I landed in England and had a strange feeling that I was going home. It was a familiar, first world, western country and I was on my way to see close friends. Navigating the train system was something I hadn’t needed to do for a long time and I succeeded only by asking the nearest person who could help me. After the red eye flight I couldn’t help but fall asleep on the busy commuter train, probably looking like an idiot but too tired and not healthy enough to care, having unfortunately contracted a stomach bug and cold on my last day in Arusha.
I arrived in Chelmsford to see two of my friends that I had met in Malawi. I had a surreal realisation that I was meeting up with the people I’d started my Africa trip with but who had gone on to lead their normal lives for the past four months while I had continued my adventure.
Another Malawi friend was visiting from Sydney and we met up with him in London where we spent a couple of days playing tourist. For once I was able to follow people around; to not make any decisions about where to go or worry about finding the best route. It was the break that I needed, particularly somewhere busy like London. We traipsed around Piccadilly Circus where the population felt like Africa but the modern buildings and high tense, technical vibe felt new to me. We did the classic Buckingham Palace stop despite my lack of interest in toyalty before walking through Green Park and parts of Hyde Park too. We saw Tower Bridge and Tower of London, had lunch in Camden town at the food markets and I tried to contain myself in MnM world, spending $15 on MnMs way too easily.
I spent the weekend with Emily and her family down in Battle, a beautiful country town near Hastings. This to me was what I felt suburban England was supposed to be like, just how Piccadilly Circus felt like what London was supposed to be like. We packed our bags and went food shopping for our impending trip to Iceland, starting on Monday. Again, the weekend was exactly what I needed for a couple of days, spending time in a family home, not playing tourist and having no pressure to see or do anything but be ‘at home’.

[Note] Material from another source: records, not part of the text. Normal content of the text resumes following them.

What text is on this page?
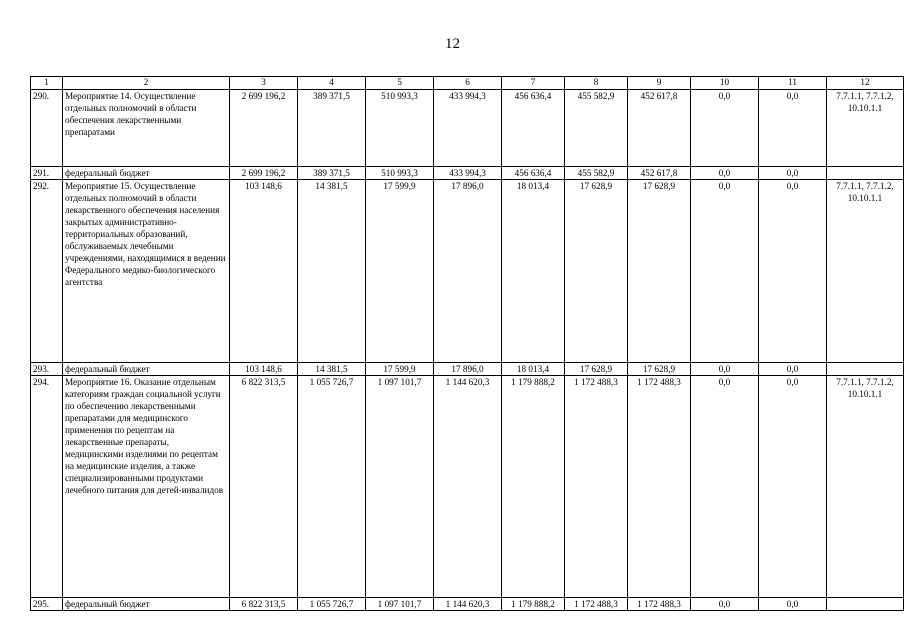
12
1	2	3	4	5	6	7	8	9	10	11	12
290.	Мероприятие 14. Осуществление отдельных полномочий в области обеспечения лекарственными препаратами	2 699 196,2	389 371,5	510 993,3	433 994,3	456 636,4	455 582,9	452 617,8	0,0	0,0	7.7.1.1, 7.7.1.2, 10.10.1.1
291.	федеральный бюджет	2 699 196,2	389 371,5	510 993,3	433 994,3	456 636,4	455 582,9	452 617,8	0,0	0,0	
292.	Мероприятие 15. Осуществление отдельных полномочий в области лекарственного обеспечения населения закрытых административно-территориальных образований, обслуживаемых лечебными учреждениями, находящимися в ведении Федерального медико-биологического агентства	103 148,6	14 381,5	17 599,9	17 896,0	18 013,4	17 628,9	17 628,9	0,0	0,0	7.7.1.1, 7.7.1.2, 10.10.1.1
293.	федеральный бюджет	103 148,6	14 381,5	17 599,9	17 896,0	18 013,4	17 628,9	17 628,9	0,0	0,0	
294.	Мероприятие 16. Оказание отдельным категориям граждан социальной услуги по обеспечению лекарственными препаратами для медицинского применения по рецептам на лекарственные препараты, медицинскими изделиями по рецептам на медицинские изделия, а также специализированными продуктами лечебного питания для детей-инвалидов	6 822 313,5	1 055 726,7	1 097 101,7	1 144 620,3	1 179 888,2	1 172 488,3	1 172 488,3	0,0	0,0	7.7.1.1, 7.7.1.2, 10.10.1.1
295.	федеральный бюджет	6 822 313,5	1 055 726,7	1 097 101,7	1 144 620,3	1 179 888,2	1 172 488,3	1 172 488,3	0,0	0,0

I was in England for five days, unhealthy for half of it but happy enough with where I was to push through and enjoy. My stomach took a while to adjust to the new bacteria, with England being infinitely cleaner than Africa. You’d think this would be a good thing but not when your stomach has adjusted to what it thinks is its new way of life. In England I wasn’t special, I wasn’t the token white tourist and people knew I didn’t want what they were selling. I was unsure how I would react to this but it felt great, as this was something I had grown quite frustrated with in my last month, rudely brushing off those who tried to talk to me because they would inevitably try sell me something I didn’t want or need.
The other difference was the prices. Paying more than three times the price for everything and depending where I was sometimes more, than what I’d been spending for the past five months. I averted my eyes and tried to forget about it, handing over my credit card and relishing in the use of PayPass again. I would count what I’d spent when I finished my stint in Europe and ensure I enjoyed myself at the time. This I certainly did and I loved seeing some familiar faces again, picking up right where we’d left off as though no time had passed, with an abundance of stories to tell.